FILM REVIEW: "Sing Sing" is a conventional but convincing character study of hope and redemption

FILM REVIEW: "Sing Sing" is a conventional but convincing character study of hope and redemption

Where many prison dramas follow characters as they struggle to break out, Sing Sing explores protagonists’ struggle to break in… to themselves. The titular Sing Sing correctional facility is the perfect literal backdrop and narrative vehicle for its message. It’s a place that contains and represents the systemic failure to rehabilitate society’s most maligned members. It is the end of the line, where Men are expected to accept themselves as the crimes they committed (or in some cases, didn’t). Yet between the chainlink fences and the tunnels of barbed wire, hope remains. As the cinematography suggests, it comes in many forms and can sometimes only be seen up close (like the recurring symbolic finch), or from a certain vantage point (like the mismatched water towers).

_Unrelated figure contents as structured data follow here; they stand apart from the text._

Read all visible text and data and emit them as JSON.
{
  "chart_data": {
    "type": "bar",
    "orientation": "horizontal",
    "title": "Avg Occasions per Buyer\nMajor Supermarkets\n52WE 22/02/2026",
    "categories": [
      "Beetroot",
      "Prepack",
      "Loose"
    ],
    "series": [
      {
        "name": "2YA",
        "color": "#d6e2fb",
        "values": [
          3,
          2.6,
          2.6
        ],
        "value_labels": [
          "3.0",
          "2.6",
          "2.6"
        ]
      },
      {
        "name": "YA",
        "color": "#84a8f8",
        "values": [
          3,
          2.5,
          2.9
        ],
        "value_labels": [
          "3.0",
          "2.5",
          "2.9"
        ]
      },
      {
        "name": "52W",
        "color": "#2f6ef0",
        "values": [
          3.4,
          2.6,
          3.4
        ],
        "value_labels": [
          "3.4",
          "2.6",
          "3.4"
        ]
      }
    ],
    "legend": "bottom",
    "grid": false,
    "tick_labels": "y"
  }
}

Colman Domingo expertly plays Divine G, a long-time inhabitant of Sing Sing and the real ex-con upon whom the story is based. The rest of the cast are part of the Rehabilitation Through the Arts (RTA), the real foundation upon which the hope of many incarcerated people still balances. As such, the film grounds itself with the use of real-life members of the RTA, getting a chance to tell their own story alongside the film’s narrative. The most central and most inspiring of these performances comes from Clarence “Divine Eye” Maclin. He plays, like many of the cast, a character based on his own experience behind bars. The naturalistic truth of these performances imbues the movie with a special warmth, to match the 16mm film it was captured on.

The soundtrack is equally warm, and guides the audience across the larger time-skips of the 6-month story. The production design is flawless and creates such a juxtaposition between the prison’s glum sterility and the lived-in charm of the old theatre. It’s worth noting that if such a thing as Oscar-bait can exist, Sing Sing does feel geared toward it. Regardless, the performances are the main attraction for this film. The raw enormity of the feelings on screen are undeniably moving, and I found myself teary-eyed at a few points throughout. Aside from a few unexpected turns, it does not delineate from the arcs that it establishes in the first 30 minutes. Then again, not every film needs to be Tenet.